The site took a generation or two to build and was inhabited for maybe 100 years. Wooden beams were brought down from the mountains. River cobbles for building were close by. The sandstone for most of the building had to be brought from miles away. And greenstone for decorative layers of wall had to be brought from quite a distance.
The outer walls are more or less flat, but buried inside the walls the rocks are irregular and shaped together with mortar or mud. So, much of the wall material is buried inside the thickness of the mud.
Archeologists have found pottery and baskets, probably connected to rituals, buried intact in layers of midden and soil. These objects were apparently buried as is, not thrown away or lost under layers of ruin. Like sacred bundles, they are hidden and part of the site. After they were documented and studied they were reburied by the archeologists.

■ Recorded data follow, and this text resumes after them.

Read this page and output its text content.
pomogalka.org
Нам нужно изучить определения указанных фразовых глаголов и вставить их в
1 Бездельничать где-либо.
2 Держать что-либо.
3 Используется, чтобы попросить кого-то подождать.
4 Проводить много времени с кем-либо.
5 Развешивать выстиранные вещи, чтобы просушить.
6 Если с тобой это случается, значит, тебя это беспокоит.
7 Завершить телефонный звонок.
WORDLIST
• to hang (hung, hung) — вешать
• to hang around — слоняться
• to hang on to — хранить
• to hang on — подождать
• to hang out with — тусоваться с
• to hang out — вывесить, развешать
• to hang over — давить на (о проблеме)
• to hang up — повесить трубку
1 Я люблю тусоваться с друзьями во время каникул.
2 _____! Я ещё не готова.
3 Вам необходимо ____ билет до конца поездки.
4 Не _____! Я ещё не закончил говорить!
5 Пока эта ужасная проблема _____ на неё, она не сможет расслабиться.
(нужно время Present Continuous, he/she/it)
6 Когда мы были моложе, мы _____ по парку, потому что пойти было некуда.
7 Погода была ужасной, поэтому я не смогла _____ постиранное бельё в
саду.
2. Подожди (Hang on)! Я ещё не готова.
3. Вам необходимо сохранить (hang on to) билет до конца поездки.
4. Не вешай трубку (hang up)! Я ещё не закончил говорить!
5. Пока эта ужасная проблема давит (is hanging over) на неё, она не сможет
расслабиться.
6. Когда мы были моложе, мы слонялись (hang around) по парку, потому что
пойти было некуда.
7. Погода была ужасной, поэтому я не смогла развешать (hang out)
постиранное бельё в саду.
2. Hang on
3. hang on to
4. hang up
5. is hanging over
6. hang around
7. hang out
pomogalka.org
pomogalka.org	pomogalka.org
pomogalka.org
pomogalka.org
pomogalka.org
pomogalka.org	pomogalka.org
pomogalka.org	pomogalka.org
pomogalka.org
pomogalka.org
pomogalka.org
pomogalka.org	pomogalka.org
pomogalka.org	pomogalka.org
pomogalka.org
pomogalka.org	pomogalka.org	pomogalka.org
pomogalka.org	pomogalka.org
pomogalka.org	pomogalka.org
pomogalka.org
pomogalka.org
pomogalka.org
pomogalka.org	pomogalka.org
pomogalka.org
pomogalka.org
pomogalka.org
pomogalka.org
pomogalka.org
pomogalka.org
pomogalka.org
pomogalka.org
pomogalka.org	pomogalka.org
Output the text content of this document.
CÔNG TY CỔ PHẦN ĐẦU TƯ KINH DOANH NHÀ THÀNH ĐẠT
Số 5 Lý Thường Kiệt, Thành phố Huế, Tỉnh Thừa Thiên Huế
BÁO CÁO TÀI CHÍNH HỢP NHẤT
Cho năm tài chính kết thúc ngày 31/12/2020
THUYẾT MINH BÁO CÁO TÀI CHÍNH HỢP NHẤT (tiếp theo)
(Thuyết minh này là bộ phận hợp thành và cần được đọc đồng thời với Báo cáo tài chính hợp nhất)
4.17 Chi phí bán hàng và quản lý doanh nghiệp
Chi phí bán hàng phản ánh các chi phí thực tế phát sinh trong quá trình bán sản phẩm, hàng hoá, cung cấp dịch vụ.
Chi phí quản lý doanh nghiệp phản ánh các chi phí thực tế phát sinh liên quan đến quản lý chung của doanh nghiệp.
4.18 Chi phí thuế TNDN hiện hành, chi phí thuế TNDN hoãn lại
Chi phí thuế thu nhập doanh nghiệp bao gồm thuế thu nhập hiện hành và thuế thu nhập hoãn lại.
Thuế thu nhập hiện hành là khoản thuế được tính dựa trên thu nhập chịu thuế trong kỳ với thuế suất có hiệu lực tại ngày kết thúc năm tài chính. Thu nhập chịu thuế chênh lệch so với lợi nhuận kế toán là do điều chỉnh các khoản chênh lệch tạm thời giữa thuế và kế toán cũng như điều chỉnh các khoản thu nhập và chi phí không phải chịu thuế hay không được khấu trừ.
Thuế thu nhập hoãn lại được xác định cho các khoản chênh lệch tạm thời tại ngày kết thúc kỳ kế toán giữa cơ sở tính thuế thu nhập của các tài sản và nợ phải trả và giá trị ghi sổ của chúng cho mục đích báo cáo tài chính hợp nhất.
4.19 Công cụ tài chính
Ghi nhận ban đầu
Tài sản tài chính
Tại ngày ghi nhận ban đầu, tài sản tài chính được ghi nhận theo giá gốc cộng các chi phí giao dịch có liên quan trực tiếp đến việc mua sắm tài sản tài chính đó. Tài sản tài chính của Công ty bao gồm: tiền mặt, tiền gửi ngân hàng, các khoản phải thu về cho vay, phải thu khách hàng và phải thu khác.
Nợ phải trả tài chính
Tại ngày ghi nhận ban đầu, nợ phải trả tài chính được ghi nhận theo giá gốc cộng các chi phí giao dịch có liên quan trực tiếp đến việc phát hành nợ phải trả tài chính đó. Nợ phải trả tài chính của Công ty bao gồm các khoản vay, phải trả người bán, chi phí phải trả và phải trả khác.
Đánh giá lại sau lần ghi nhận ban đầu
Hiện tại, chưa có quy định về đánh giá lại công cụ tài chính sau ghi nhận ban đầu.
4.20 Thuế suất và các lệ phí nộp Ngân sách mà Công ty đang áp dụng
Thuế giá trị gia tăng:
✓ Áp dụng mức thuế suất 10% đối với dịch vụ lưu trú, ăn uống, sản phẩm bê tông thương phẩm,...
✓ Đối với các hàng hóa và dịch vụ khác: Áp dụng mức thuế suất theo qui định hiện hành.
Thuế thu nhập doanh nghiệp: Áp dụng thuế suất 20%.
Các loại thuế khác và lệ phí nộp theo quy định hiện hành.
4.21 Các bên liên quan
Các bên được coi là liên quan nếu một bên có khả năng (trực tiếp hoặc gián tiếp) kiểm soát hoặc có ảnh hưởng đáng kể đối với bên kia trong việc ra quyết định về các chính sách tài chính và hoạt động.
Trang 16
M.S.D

The long lines of greenstone are curious and perhaps hold some hint of how people thought about their structures and their world. They seem to be decorative, perhaps commemorative or symbolic. They are reminiscent of serpents, rivers, etc., all of which are symbolic in Mesoamerican expression. Green may also symbolize life, growth, and fertility. But the interesting thing is that these lines of greenstone, which took enormous effort to bring to the site, were also buried intentionally by the builders.
It's as if it were enough just to have the presence of the stone, the symbol of life and fertility, hidden in the walls of the structure, again like a sacred bundle.
In some ways it's hard to understand what people were thinking when they engaged in this kind of nuilding project. In some ways though, it's not. Our culture revels in the visible, the apparent, the facies. But artists are also concerned with process, the hidden or buried effort that goes into artistic expression. In science as well there is almost overwhelming stress othe internal, processes and patterns "hidden" in molecular combinations deep within the cell.
So when we explore the "mysterious" cultures of "non-western" people perhaps we can look for hints in our own ways of thinking and problem solving. Maybe there are human universals that are expressed variously by various cultures. Alternatively, we can try to understand the "other" on it's own terms, a challenging, frustrating proposition that may offer insights of its own.